Sixth, international distributors buy the chocolate from the chocolate makers and take it to their respective geographical markets. Of course, the chocolate maker takes a nice healthy mark up on their inventory.

Seventh, the international distributor sells the chocolate to regional distributors in their home country.These are the companies who supply the grocery stores, home depot, gas stations, etc.

The international distributor takes their mark up.

Eighth, the regional distributor makes their sale to the retailer after taking a mark up.

Ninth, the retailer sells it to us after taking a mark up.

And of course, we price comparison shop, looking for the bar that appears to offer the best value at the best price. That is a lot of mark ups between the buyer and the cacao farmer.

And the end price of the bar drives all of the pricing back throughout the supply chain.

It determines what each member of the supply chain is willing to pay the previous link.In this context, a $240 premium per ton is a big deal.

Now here is how we do it, and how somebody else could do it on a much bigger scale.

You build a centralized fermenting and drying facility out in your cacao producing region.You have your own pick up trucks and a team who buys cacao out on farms and brings it back to the facility.You have a team, mostly or entirely comprised of folks from cacao farm families, who works the fermenting and drying center.

After the cacao is properly fermented and dried, you manage all of the logistics yourself to get the cacao from the farming region all the way to a chocolate maker. By doing that, you've just cut out about 5 steps and mark ups from the supply chain.After covering your own operating costs, you can give the remainder of the savings back to the cacao farmers.

Instead of selling the cacao to the chocolate maker, you contract them to make chocolate for you. Once you have chocolate, you manage your own logistics to get it to a warehouse in your home country, instead of going through an international distributor.

Then you sell the chocolate directly to your customers instead of going through distributors and retailers. That eliminates about 3 or 4 more mark ups.

This gives you the opportunity to have a sustainable business, produce much better quality chocolate at a reasonable price for your customers, while paying cacao farmers much more. In our case, the cacao farm partners we work with receive a premium that is a bit more than ten times Fairtrade premiums.

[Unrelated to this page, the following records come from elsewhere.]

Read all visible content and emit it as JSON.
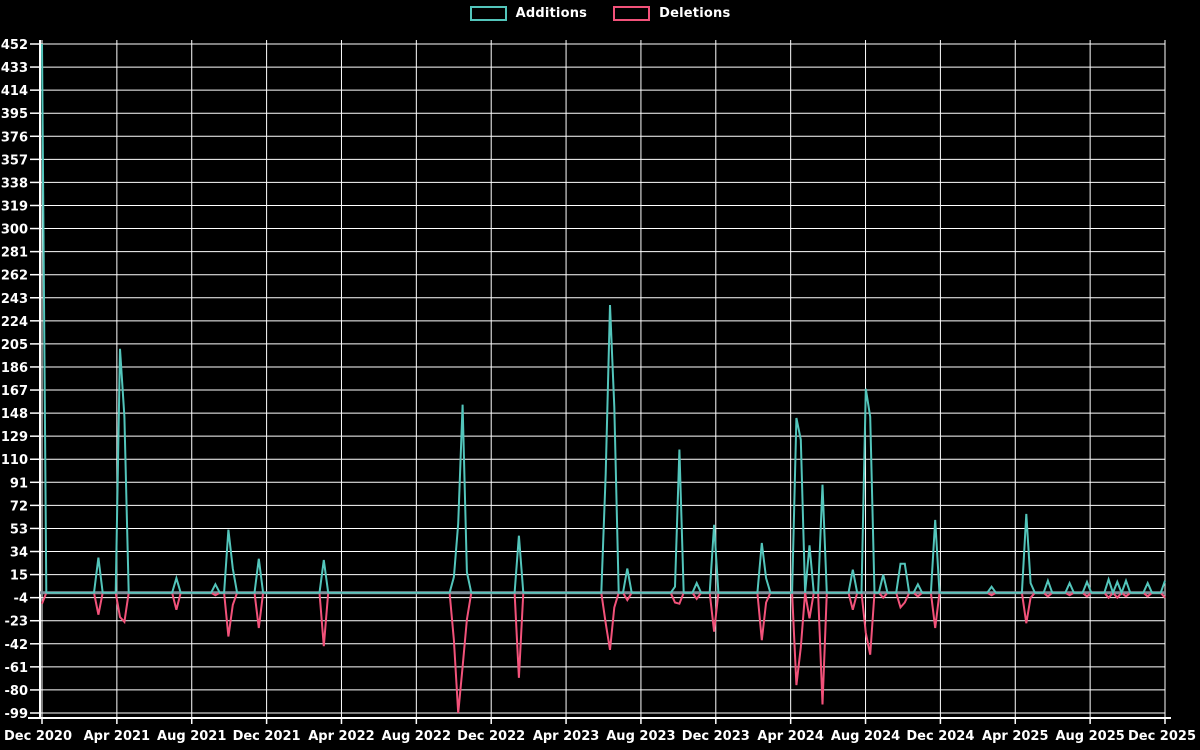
{
  "colors": {
    "background": "#000000",
    "grid": "#ffffff",
    "axis": "#ffffff",
    "text": "#ffffff",
    "additions": "#53c5bb",
    "deletions": "#f2527a",
    "zero_line": "#7e8f9a"
  },
  "legend": {
    "items": [
      {
        "label": "Additions",
        "color": "#53c5bb"
      },
      {
        "label": "Deletions",
        "color": "#f2527a"
      }
    ]
  },
  "chart_data": {
    "type": "line",
    "title": "",
    "xlabel": "",
    "ylabel": "",
    "legend_position": "top-center",
    "grid": true,
    "ylim": [
      -99,
      452
    ],
    "y_tick_step": 19,
    "y_ticks": [
      452,
      433,
      414,
      395,
      376,
      357,
      338,
      319,
      300,
      281,
      262,
      243,
      224,
      205,
      186,
      167,
      148,
      129,
      110,
      91,
      72,
      53,
      34,
      15,
      -4,
      -23,
      -42,
      -61,
      -80,
      -99
    ],
    "x_tick_labels": [
      "Dec 2020",
      "Apr 2021",
      "Aug 2021",
      "Dec 2021",
      "Apr 2022",
      "Aug 2022",
      "Dec 2022",
      "Apr 2023",
      "Aug 2023",
      "Dec 2023",
      "Apr 2024",
      "Aug 2024",
      "Dec 2024",
      "Apr 2025",
      "Aug 2025",
      "Dec 2025"
    ],
    "n_points": 260,
    "x_unit": "week",
    "zero_baseline": {
      "value": 0,
      "color": "#7e8f9a"
    },
    "series": [
      {
        "name": "Additions",
        "color": "#53c5bb",
        "default_value": 0,
        "points": {
          "0": 452,
          "13": 29,
          "18": 201,
          "19": 145,
          "31": 12,
          "40": 7,
          "43": 52,
          "44": 20,
          "50": 28,
          "65": 27,
          "95": 13,
          "96": 57,
          "97": 155,
          "98": 17,
          "110": 47,
          "130": 98,
          "131": 237,
          "132": 153,
          "135": 20,
          "146": 5,
          "147": 118,
          "151": 8,
          "155": 56,
          "166": 41,
          "167": 12,
          "174": 144,
          "175": 126,
          "177": 39,
          "180": 89,
          "187": 19,
          "190": 168,
          "191": 145,
          "194": 15,
          "198": 24,
          "199": 24,
          "202": 7,
          "206": 60,
          "219": 5,
          "227": 65,
          "228": 8,
          "232": 10,
          "237": 8,
          "241": 9,
          "246": 11,
          "248": 9,
          "250": 10,
          "255": 8,
          "259": 10
        }
      },
      {
        "name": "Deletions",
        "color": "#f2527a",
        "default_value": 0,
        "points": {
          "0": -9,
          "13": -18,
          "18": -20,
          "19": -24,
          "31": -14,
          "40": -2,
          "43": -36,
          "44": -10,
          "50": -29,
          "65": -44,
          "95": -39,
          "96": -99,
          "97": -61,
          "98": -22,
          "110": -70,
          "130": -25,
          "131": -47,
          "132": -12,
          "135": -6,
          "146": -8,
          "147": -9,
          "151": -5,
          "155": -32,
          "166": -39,
          "167": -8,
          "174": -76,
          "175": -45,
          "177": -21,
          "180": -92,
          "187": -14,
          "190": -33,
          "191": -51,
          "194": -4,
          "198": -12,
          "199": -8,
          "202": -3,
          "206": -29,
          "219": -2,
          "227": -25,
          "228": -4,
          "232": -3,
          "237": -2,
          "241": -3,
          "246": -4,
          "248": -4,
          "250": -3,
          "255": -3,
          "259": -4
        }
      }
    ]
  }
}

We are currently paying about $2,500 per ton over world market prices for cacao and we are happy to do it. It doesn't necessarily behoove me to say this, but there is a lot of good cacao out in the world.

The cacao that we use, pure Nacional, makes delicious chocolate. But properly fermented and dried, there is great cacao all over the world, all throughout the Americas, Africa, and Asia.

All of the logistics that need to be arranged and managed, all of the fulfillment and production that needs to be carried out, these are all jobs that can be done by cacao farm family members.

Our vision for the future is that as we grow, we can help cacao farm youths get educated, but not for the purpose of moving to the capital and abandoning their family cacao business.

Rather, we'd like to see cacao farm kids coming and going from Peru to the United States, helping us with all parts of managing the business.

And if some gutsy entrepreneur wants to put up capital and work this model with other cacao regions on a much larger scale, a great ethical and sustainable approach would be to help farm families educate their children and give them professional jobs working in the business.

This would keep family cacao farms in tact and create a family business atmosphere on a large scale. Of course folks would have to get their chocolate separately, either online, or going into a local chocolate shop.

But isn't that a small inconvenience given that you'd be getting a much better product and doing a lot of good for the world?

this, in a nutshell, is what we'll be spending the rest of our lives trying to manifest. It should be an awesome journey.

I hope that you have a truly blessed day!